Darbe şakşakçısı, İTÜ’nün ve sermayenin kirli yüzü Celal Şengör
İstanbul Teknik Üniversitesİnde akademisyen olarak çalışan Celal Şengör, 21 Kasım'da yayınlanan bir röportajında 12 Eylül askeri darbesini ve ardından Diyarbakır'da ve diğer cezaevlerinde yapılan işkenceleri savunan açıklamalar yaptı. Buna karşı İTÜ'de Devrimci İşçi Partili Öğrenciler, bir bildiri hazırlayarak üniversitenin çeşitli yerlerine duvar gazetesi şeklinde astılar. Bu bildiriyi aşağıda yayınlıyoruz.
Madem iyisin
Anladık iyisin
Ama neye yarıyor iyiliğin
Anladık dediğin dedik,
Ama dediğin ne?
Doğrusun, söylersin düşündüğünü,
Ama düşündüğün ne?
Yüreklisin,
Kime karşı?
Akıllısın,
Yararı kime?
Bertolt Brecht
Takvimler, 12 Eylül 1980'i gösterdiğinde, emekçi halkımız için acı dolu günler başlıyordu. Fabrika işgalleri, grevler, üniversite boykotları ve kitlesel eylemlerle geçen 60’lı ve 70’li yılların ardından sermaye iktidarı sallanan koltuğundan düşmemek için "askeri darbe" kartını oynadı. İşçilerin, öğrencilerin ve mücadeleye katılan bütün halkın üzerinde kara bulutlar dolaşacaktı. Kenan Evren komutasındaki 12 Eylül askeri darbesi, emekçilerin mücadele mevzilerini birer birer ezmekle birlikte mücadele eden insanları, başta Diyarbakır Cezaevi olmak üzere birçok işkencehanede hem fiziksel hem de ruhsal olarak akıl almaz işkencelerden geçirdi, birçoğunu da katletti. O günleri yaşayan onlarca insan hala psikolojik sorunlarla boğuşuyor, içeriye giren evladından haber alamayan anneler hâlâ her Cumartesi günü Taksim Galatasaray Meydanı’nda toplanıyorlar ve evlatlarını arıyorlar. O dönem eşini, çocuğunu, annesini, babasını, kardeşini kaybeden yüzlerce insan hala darbenin yaralarını yüreklerinde taşıyorlar.

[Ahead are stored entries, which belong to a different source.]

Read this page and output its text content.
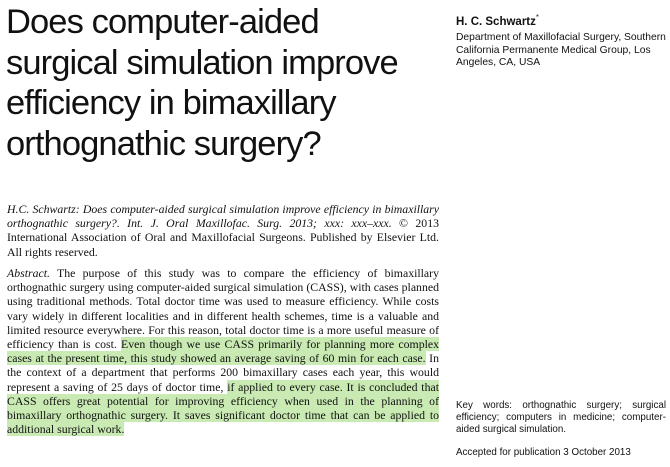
Does computer-aided surgical simulation improve efficiency in bimaxillary orthognathic surgery?
H. C. Schwartz*
Department of Maxillofacial Surgery, Southern California Permanente Medical Group, Los Angeles, CA, USA
H.C. Schwartz: Does computer-aided surgical simulation improve efficiency in bimaxillary orthognathic surgery?. Int. J. Oral Maxillofac. Surg. 2013; xxx: xxx–xxx. © 2013 International Association of Oral and Maxillofacial Surgeons. Published by Elsevier Ltd. All rights reserved.
Abstract. The purpose of this study was to compare the efficiency of bimaxillary orthognathic surgery using computer-aided surgical simulation (CASS), with cases planned using traditional methods. Total doctor time was used to measure efficiency. While costs vary widely in different localities and in different health schemes, time is a valuable and limited resource everywhere. For this reason, total doctor time is a more useful measure of efficiency than is cost. Even though we use CASS primarily for planning more complex cases at the present time, this study showed an average saving of 60 min for each case. In the context of a department that performs 200 bimaxillary cases each year, this would represent a saving of 25 days of doctor time, if applied to every case. It is concluded that CASS offers great potential for improving efficiency when used in the planning of bimaxillary orthognathic surgery. It saves significant doctor time that can be applied to additional surgical work.
Key words: orthognathic surgery; surgical efficiency; computers in medicine; computer-aided surgical simulation.
Accepted for publication 3 October 2013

Darbenin bütün bu pislikleri ortadayken, İstanbul Teknik Üniversitesi'nde akademisyen olan Ordinaryus Prof. Celal Şengör, 21 Kasım günü verdiği bir röportajda, 12 Eylül'de yapılanların arkasında olduğunu, Deniz Gezmiş’lerin eşkıya olduklarını, darbe döneminde yapılanların işkence olmadığını hatta dışkı yedirmenin bir işkence olmadığını söyledi. Türkiye’nin çoğunun cahil olduğunu ve okuma yazma bilmeyen insanların oy kullanma haklarının olmaması gerektiğini söyleyen Şengör, ülkeyi okumuş insanlardan oluşan bir oligarşinin yönetmesinin doğru olduğunu savundu. Celal Şengör aslında bu açıklamalarıyla kimin için bilim yaptığını ve kimin ordinaryus profesörü olduğunu ortaya koymuş oldu.

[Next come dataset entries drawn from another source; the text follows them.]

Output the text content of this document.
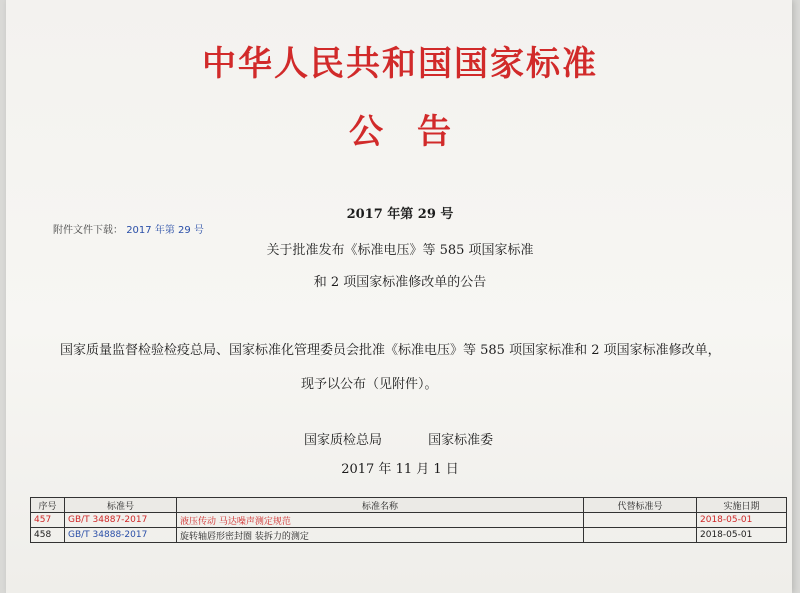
中华人民共和国国家标准
公告
2017 年第 29 号
附件文件下载： 2017 年第 29 号
关于批准发布《标准电压》等 585 项国家标准
和 2 项国家标准修改单的公告
国家质量监督检验检疫总局、国家标准化管理委员会批准《标准电压》等 585 项国家标准和 2 项国家标准修改单，
现予以公布（见附件）。
国家质检总局	国家标准委
2017 年 11 月 1 日
序号	标准号	标准名称	代替标准号	实施日期
457	GB/T 34887-2017	液压传动 马达噪声测定规范		2018-05-01
458	GB/T 34888-2017	旋转轴唇形密封圈 装拆力的测定		2018-05-01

Bizler Devrimci İşçi Partili Öğrenciler olarak, Celal Şengör’ün hem darbe mağdurlarına hem de dünyayı var eden bütün emekçilere ettiği hakaretleri ve büyük saygısızlığı kesinlikle kabul etmiyoruz. Sınıfsız, sınırsız, sömürüsüz ve zulümsüz bir dünya için mücadele eden bizler, okulda çalışan taşeron temizlik işçilerinden eğitim emekçilerine ve öğrencilere kadar omuz omuza verip beraber yürüyeceğimiz insanlarla her alanda mücadele etmeye devam edeceğimizi bir kez daha ilan ediyoruz. Celal Şengör ofisinde rahatını sürmeye, kitaplarını yazmaya ve araştırmalarını yapmaya devam etsin. Hocalık sıfatıyla Maden Fakültesi’nde görevine devam eden Şengör’e hatırlatmak isteriz: O koltuktaki günleriniz sayılıdır. Hakaret ettiğiniz okuması yazması olmayan o işçiler, Deniz’lerin izinden giden biz öğrenciler, İTÜ’yü sizin gibi darbe sevdalılarına, patron uşaklarına bırakmaya hiç niyetimiz yok!

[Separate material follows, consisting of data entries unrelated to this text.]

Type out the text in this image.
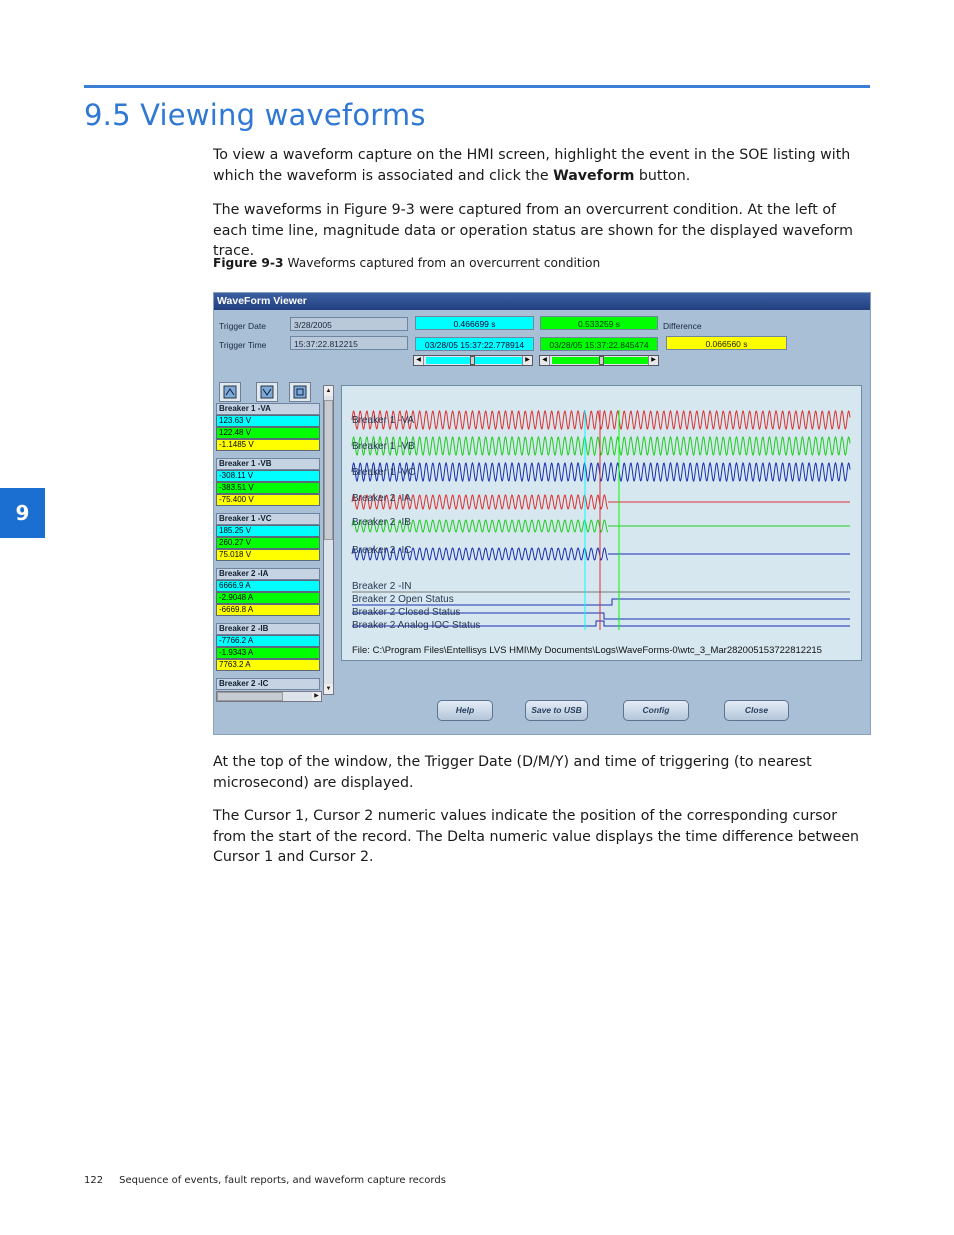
9.5 Viewing waveforms

To view a waveform capture on the HMI screen, highlight the event in the SOE listing with which the waveform is associated and click the Waveform button.

The waveforms in Figure 9-3 were captured from an overcurrent condition. At the left of each time line, magnitude data or operation status are shown for the displayed waveform trace.

Figure 9-3 Waveforms captured from an overcurrent condition
9
WaveForm Viewer
Trigger Date	3/28/2005
Trigger Time	15:37:22.812215
0.466699 s
03/28/05 15:37:22.778914
0.533259 s
03/28/05 15:37:22.845474
Difference
0.066560 s
◀	▶	◀	▶
Breaker 1 -VA
123.63 V
122.48 V
-1.1485 V
Breaker 1 -VB
-308.11 V
-383.51 V
-75.400 V
Breaker 1 -VC
185.25 V
260.27 V
75.018 V
Breaker 2 -IA
6666.9 A
-2.9048 A
-6669.8 A
Breaker 2 -IB
-7766.2 A
-1.9343 A
7763.2 A
Breaker 2 -IC
▲
▼
▶
Breaker 1 -VA
Breaker 1 -VB
Breaker 1 -VC
Breaker 2 -IA
Breaker 2 -IB
Breaker 2 -IC
Breaker 2 -IN
Breaker 2 Open Status
Breaker 2 Closed Status
Breaker 2 Analog IOC Status
File: C:\Program Files\Entellisys LVS HMI\My Documents\Logs\WaveForms-0\wtc_3_Mar282005153722812215
Help	Save to USB	Config	Close

At the top of the window, the Trigger Date (D/M/Y) and time of triggering (to nearest microsecond) are displayed.

The Cursor 1, Cursor 2 numeric values indicate the position of the corresponding cursor from the start of the record. The Delta numeric value displays the time difference between Cursor 1 and Cursor 2.

122 Sequence of events, fault reports, and waveform capture records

12 Eylül’e, darbecilere güzellemeler düzenler bilmelidir ki, sermaye hükümeti darbeyle işçi sınıfının mücadelesine sadece bir yumruk atmıştır. İşçiler ve emekçiler o yumruğun ardından kendilerine gelecekler, hem 12 Eylül'ün faillerinin tamamından hem de 12 Eylül'ü aklamaya çalışan herkesten hesap soracaklardır. Deniz Gezmiş de, mücadelesi uğruna hayatını ortaya koyan bütün devrimciler de bizim onurumuzdur. Onlara dil uzatmak, Celal Şengör gibilerinin haddine değildir!